🤖 AI Summary
Reflection artifacts from transparent objects (e.g., glass) severely distort transmitted light images, hindering accurate scene recovery.
Method: This paper proposes a reflection–transmission separation method using a single flash/non-flash image pair. To address misalignment between the two images, we design a dual-branch latent-space diffusion model that jointly encodes both latent representations to suppress registration errors; a cross-latent variable decoding mechanism is further introduced for high-fidelity detail reconstruction. The framework integrates flash-guided cue conditioning, conditional latent-space generation, and an end-to-end trainable architecture.
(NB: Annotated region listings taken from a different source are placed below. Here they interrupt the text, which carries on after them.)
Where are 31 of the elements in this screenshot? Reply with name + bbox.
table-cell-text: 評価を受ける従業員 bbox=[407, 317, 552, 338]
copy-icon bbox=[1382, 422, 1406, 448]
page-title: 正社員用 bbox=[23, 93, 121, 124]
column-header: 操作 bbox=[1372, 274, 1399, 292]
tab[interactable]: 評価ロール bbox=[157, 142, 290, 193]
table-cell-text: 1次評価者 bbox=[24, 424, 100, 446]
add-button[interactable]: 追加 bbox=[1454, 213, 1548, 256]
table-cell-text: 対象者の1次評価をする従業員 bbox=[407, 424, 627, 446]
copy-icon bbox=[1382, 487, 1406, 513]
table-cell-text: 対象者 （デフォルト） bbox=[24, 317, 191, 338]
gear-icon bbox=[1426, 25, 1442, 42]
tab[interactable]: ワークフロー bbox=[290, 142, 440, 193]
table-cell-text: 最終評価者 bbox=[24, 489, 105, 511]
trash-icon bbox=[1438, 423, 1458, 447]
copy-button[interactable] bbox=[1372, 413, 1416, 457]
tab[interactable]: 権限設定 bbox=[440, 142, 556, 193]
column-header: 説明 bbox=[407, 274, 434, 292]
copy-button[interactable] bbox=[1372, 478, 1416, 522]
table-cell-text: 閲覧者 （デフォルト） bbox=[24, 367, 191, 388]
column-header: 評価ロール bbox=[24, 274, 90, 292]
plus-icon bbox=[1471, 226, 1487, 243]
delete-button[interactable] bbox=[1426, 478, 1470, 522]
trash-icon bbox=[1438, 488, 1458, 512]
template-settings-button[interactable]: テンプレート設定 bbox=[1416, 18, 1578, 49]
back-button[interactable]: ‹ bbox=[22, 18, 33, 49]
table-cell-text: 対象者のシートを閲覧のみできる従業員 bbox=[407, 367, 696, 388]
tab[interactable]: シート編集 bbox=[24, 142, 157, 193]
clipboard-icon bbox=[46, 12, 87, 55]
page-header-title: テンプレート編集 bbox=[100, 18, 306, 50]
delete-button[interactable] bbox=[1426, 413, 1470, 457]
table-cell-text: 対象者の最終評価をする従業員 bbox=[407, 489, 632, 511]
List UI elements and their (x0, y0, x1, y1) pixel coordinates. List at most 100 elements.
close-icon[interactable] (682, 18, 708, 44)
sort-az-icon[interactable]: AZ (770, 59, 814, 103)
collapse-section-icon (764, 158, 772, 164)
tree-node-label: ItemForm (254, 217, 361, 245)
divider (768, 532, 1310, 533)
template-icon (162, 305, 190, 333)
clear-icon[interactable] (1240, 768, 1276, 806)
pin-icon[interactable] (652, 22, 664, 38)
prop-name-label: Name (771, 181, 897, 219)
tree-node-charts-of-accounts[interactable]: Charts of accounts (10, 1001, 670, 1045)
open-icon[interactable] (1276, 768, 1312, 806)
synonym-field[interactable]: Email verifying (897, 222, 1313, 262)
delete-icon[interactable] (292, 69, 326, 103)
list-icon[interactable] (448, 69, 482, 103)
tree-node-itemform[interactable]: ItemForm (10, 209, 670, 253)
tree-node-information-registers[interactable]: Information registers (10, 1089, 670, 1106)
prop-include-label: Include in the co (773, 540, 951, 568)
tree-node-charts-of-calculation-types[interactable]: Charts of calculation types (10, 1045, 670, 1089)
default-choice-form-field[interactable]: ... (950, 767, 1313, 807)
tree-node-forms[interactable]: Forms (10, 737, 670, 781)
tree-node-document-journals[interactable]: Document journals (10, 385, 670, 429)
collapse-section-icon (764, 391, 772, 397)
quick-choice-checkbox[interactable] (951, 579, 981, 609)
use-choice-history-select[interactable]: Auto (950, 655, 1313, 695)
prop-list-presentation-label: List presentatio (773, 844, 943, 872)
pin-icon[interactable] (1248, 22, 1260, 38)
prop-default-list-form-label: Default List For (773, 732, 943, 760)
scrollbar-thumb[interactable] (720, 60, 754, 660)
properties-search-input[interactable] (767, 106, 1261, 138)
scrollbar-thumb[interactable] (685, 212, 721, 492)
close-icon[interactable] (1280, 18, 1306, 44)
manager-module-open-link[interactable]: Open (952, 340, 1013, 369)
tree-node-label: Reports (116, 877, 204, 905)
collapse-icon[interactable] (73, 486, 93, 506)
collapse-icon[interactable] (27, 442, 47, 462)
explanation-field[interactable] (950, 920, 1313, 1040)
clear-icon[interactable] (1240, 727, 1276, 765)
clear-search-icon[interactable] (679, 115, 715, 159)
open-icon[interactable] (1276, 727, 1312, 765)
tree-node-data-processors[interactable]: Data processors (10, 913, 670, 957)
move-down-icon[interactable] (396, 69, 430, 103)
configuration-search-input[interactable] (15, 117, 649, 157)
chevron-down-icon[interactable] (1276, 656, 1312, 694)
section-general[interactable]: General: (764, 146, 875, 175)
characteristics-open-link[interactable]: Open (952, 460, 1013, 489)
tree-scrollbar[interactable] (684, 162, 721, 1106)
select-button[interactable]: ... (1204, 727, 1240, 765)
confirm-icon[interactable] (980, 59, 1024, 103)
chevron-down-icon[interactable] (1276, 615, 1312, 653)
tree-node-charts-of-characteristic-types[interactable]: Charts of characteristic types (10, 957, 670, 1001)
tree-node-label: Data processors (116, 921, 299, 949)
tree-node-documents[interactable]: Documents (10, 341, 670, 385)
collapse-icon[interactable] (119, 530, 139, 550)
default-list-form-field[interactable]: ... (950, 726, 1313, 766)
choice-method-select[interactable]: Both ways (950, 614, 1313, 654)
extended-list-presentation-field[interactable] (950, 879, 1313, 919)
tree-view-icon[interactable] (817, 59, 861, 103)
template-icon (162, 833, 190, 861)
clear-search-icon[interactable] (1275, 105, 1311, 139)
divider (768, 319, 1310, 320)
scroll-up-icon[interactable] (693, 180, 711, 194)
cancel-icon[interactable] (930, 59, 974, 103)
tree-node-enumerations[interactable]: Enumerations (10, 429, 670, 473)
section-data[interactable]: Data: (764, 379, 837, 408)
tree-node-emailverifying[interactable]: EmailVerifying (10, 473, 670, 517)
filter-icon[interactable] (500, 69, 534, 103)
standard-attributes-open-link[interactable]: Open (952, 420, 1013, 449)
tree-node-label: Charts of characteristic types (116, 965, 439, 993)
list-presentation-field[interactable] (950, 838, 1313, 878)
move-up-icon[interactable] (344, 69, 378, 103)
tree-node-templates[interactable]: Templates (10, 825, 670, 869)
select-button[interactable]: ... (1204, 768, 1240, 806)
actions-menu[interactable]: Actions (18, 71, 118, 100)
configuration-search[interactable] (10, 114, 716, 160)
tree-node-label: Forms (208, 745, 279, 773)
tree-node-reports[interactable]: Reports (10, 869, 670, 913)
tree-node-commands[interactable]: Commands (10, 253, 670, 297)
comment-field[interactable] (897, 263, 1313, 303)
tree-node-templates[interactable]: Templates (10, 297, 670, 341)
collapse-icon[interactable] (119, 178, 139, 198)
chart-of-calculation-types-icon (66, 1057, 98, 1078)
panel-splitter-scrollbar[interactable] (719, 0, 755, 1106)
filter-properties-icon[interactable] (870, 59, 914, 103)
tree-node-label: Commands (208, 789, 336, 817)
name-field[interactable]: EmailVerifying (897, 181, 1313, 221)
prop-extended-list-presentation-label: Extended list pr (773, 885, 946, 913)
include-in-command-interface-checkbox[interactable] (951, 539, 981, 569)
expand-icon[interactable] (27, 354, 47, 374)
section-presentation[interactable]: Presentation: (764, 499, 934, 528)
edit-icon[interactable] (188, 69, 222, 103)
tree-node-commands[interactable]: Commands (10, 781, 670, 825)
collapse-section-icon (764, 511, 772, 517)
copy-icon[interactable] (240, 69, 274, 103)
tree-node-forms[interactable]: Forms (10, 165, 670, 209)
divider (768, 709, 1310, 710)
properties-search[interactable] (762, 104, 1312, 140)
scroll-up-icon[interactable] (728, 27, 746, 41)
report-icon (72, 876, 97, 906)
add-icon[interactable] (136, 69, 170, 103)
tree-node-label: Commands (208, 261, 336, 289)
Contribution/Results: Evaluated on real-world complex scenes, our method achieves state-of-the-art reflection separation performance, significantly outperforming existing baselines. It delivers consistent improvements in both quantitative metrics (e.g., PSNR, SSIM) and visual quality, demonstrating robustness to challenging reflections and geometric mismatches.
📝 Abstract
Transparent surfaces, such as glass, create complex reflections that obscure images and challenge downstream computer vision applications. We introduce Flash-Split, a robust framework for separating transmitted and reflected light using a single (potentially misaligned) pair of flash/no-flash images. Our core idea is to perform latent-space reflection separation while leveraging the flash cues. Specifically, Flash-Split consists of two stages. Stage 1 separates apart the reflection latent and transmission latent via a dual-branch diffusion model conditioned on an encoded flash/no-flash latent pair, effectively mitigating the flash/no-flash misalignment issue. Stage 2 restores high-resolution, faithful details to the separated latents, via a cross-latent decoding process conditioned on the original images before separation. By validating Flash-Split on challenging real-world scenes, we demonstrate state-of-the-art reflection separation performance and significantly outperform the baseline methods.